Born in Tokyo and brought up in a seaside town in Yamaguchi Prefecture, the west end of Honshu, I graduated from University of Tokyo with BS in Electrical Engineering in '59 to join Toshiba as a computer design engineer. As a Fulbright exchange student, I studied for a year in University of Illinois in '62-'63 to get MS and later I was bestowed with Doctor of Engineering degree from University of Tokyo in '74 for a thesis on a crosstalk theory of digital signals.
I feel very much obliged to American people who made it possible for me to study in the States when Japan was still poor. In return, I tried to play an interpreter between two countries and established about a dozen business relationships between American corporations and Toshiba.
I have rather diversified interests in; travel, walking in the nature, "haiku" poems, oil painting, photos, composing songs, astronomy, and surfing the Internet, of course.
Information Processing Society of Japan introduces me as one of the 70 pioneers of computers in Japan, in English and in Japanese. 情報処理学会による紹介 I had the privilege of being nominated as one of the distinguished alumni of University of Illinois, in Electrical Engineering Department in 2015 and Computer Science Department in 2019.
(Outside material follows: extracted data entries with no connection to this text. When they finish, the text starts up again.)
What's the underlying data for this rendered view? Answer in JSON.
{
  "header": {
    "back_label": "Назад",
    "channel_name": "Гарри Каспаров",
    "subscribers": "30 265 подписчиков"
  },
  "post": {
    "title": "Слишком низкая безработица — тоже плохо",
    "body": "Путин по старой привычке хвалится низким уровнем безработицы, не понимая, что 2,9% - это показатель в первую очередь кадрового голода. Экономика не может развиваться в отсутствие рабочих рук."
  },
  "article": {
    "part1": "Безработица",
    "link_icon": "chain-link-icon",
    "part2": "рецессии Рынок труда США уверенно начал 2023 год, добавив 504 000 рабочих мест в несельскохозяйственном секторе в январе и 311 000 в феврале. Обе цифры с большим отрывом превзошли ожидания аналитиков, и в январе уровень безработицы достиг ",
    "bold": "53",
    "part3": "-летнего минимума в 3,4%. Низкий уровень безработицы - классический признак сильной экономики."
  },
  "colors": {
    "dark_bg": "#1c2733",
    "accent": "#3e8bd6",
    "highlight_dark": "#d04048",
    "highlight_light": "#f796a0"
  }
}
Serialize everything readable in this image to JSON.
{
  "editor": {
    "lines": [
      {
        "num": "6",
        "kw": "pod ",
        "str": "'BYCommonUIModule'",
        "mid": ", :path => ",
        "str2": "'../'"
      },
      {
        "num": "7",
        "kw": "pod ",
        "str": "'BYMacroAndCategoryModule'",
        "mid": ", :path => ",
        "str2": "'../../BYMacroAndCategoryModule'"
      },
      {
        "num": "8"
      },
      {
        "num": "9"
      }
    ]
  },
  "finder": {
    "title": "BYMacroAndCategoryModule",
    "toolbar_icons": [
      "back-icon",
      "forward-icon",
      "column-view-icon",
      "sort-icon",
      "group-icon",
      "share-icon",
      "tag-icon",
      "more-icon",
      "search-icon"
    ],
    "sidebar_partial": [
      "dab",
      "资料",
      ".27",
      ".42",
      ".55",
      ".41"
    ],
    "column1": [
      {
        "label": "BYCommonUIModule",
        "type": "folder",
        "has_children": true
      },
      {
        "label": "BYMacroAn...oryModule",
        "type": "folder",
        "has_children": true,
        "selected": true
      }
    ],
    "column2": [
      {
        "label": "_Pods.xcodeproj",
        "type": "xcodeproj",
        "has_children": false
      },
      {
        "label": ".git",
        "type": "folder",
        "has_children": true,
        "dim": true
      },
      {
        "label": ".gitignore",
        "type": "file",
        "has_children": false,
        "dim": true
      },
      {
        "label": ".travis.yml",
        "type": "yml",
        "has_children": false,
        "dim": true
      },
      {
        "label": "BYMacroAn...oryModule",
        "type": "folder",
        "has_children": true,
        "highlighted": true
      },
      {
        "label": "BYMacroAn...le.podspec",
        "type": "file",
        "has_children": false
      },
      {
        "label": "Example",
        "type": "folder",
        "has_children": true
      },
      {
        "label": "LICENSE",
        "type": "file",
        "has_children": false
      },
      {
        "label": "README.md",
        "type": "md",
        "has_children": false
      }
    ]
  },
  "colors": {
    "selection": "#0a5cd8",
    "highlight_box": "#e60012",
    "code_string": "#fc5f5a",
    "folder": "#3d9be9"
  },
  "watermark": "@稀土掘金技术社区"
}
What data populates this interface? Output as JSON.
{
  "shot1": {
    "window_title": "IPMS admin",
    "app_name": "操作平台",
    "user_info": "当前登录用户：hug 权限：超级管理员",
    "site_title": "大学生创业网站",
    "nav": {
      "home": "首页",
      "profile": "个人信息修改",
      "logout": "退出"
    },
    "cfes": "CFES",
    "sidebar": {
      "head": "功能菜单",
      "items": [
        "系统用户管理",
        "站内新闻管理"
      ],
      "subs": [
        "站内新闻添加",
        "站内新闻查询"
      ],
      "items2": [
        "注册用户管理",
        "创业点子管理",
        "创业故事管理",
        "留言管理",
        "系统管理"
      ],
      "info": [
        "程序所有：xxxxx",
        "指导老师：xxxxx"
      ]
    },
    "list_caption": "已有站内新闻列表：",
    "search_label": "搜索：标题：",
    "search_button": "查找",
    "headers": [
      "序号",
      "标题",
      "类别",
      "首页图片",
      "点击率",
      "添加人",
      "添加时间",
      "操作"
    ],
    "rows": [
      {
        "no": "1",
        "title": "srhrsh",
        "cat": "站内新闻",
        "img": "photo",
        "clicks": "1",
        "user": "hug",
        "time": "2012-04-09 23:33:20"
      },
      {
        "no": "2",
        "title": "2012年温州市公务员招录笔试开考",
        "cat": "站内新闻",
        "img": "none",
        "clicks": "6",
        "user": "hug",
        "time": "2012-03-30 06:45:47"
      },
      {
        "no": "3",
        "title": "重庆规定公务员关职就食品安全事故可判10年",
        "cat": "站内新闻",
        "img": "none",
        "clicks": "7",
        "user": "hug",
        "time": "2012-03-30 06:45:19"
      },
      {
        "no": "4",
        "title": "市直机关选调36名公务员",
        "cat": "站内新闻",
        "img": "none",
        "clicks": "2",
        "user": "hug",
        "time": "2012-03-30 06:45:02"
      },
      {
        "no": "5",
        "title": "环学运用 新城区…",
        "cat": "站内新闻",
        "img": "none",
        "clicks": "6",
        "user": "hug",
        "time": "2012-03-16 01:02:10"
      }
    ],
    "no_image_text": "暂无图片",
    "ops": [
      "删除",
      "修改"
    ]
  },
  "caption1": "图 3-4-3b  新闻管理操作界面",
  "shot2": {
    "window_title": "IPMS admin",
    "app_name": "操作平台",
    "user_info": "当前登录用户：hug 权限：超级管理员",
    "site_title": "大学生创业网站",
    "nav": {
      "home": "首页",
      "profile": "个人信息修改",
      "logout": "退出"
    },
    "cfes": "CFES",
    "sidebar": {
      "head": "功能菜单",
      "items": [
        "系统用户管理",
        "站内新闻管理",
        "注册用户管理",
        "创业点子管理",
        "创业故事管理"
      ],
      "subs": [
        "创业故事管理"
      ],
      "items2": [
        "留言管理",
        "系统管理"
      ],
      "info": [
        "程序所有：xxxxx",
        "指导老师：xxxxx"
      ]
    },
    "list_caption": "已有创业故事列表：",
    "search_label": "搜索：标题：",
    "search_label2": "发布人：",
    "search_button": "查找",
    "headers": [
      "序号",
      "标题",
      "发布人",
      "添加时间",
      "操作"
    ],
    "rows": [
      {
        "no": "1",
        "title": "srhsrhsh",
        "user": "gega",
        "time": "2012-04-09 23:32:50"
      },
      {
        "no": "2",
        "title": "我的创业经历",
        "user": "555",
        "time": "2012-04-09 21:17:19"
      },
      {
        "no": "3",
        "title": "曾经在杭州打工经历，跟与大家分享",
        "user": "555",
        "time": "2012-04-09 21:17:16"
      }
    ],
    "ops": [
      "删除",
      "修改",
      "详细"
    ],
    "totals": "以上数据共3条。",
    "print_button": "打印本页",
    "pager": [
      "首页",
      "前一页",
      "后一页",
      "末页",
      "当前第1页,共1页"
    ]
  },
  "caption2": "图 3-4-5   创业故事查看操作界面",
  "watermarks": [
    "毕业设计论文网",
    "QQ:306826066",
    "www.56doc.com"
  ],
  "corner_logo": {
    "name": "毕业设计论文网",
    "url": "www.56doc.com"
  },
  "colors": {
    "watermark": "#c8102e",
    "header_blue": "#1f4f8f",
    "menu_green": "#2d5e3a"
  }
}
I am Sumie (Sue) Matsushita, a mother of two sons. The elder son, Koshi, is working in San Diedo and the younger son, Aiki, is working in Berkeley, both in California, in the IT engineering fields. Hence we, devoted happy couple, are alone in Hachioji, Tokyo. I and Shig made friends with each other in 1957 when we were students, and we celebrated the 50th wedding anniversary in 2014 and I got a gold medal.
I and Shig enjoyed a 67-day 2/3 world cruise, except the Pacific, in 2002, extended by a 48-day cruise over the Pacific in 2006, and a 65-day cruise around Latin America in 2010, all on American ships, where we were almost the only Japanese.
I majored in English literature and had worked in The Imperial Hotel of Tokyo before we got married. I associate with many international friends resident here and abroad.
From time to time since '86, we spend time in a mountain cottage in a larch wood at the halfway up Mt. Yatsugatake at Mitsui-no-Mori (三井の森八ヶ岳中央高原), 200 km west of Tokyo, at the altitude of 1,400 m. The temperature there is about the same as in Sapporo, Hokkaido or Berlin, or in average 7 deg C (13 deg F) cooler and colder than in Tokyo. There bloom many wild flowers, unique to highlands, in the summer. It is my pleasure each year to find flower plants as early as possible in the spring and cut weeds around them many times to wait for the flowers.
In December '00, another resort house of ours was completed at Izu Kogen (伊東市伊豆高原), 100 km south-west of Tokyo downtown, on the east seashore of Izu Peninsula. Brought up in the mountain country, I have strong aspiration for the sea, and I appreciate changing colors and appearance of the sea as watched from the house. I like warmer winter and early spring there.
At my home at Hachioji, I am raising many floriculture flowers like orchids. I like to have my cooking appreciated and, as a kind of hobby, I have an English class in Tokyo.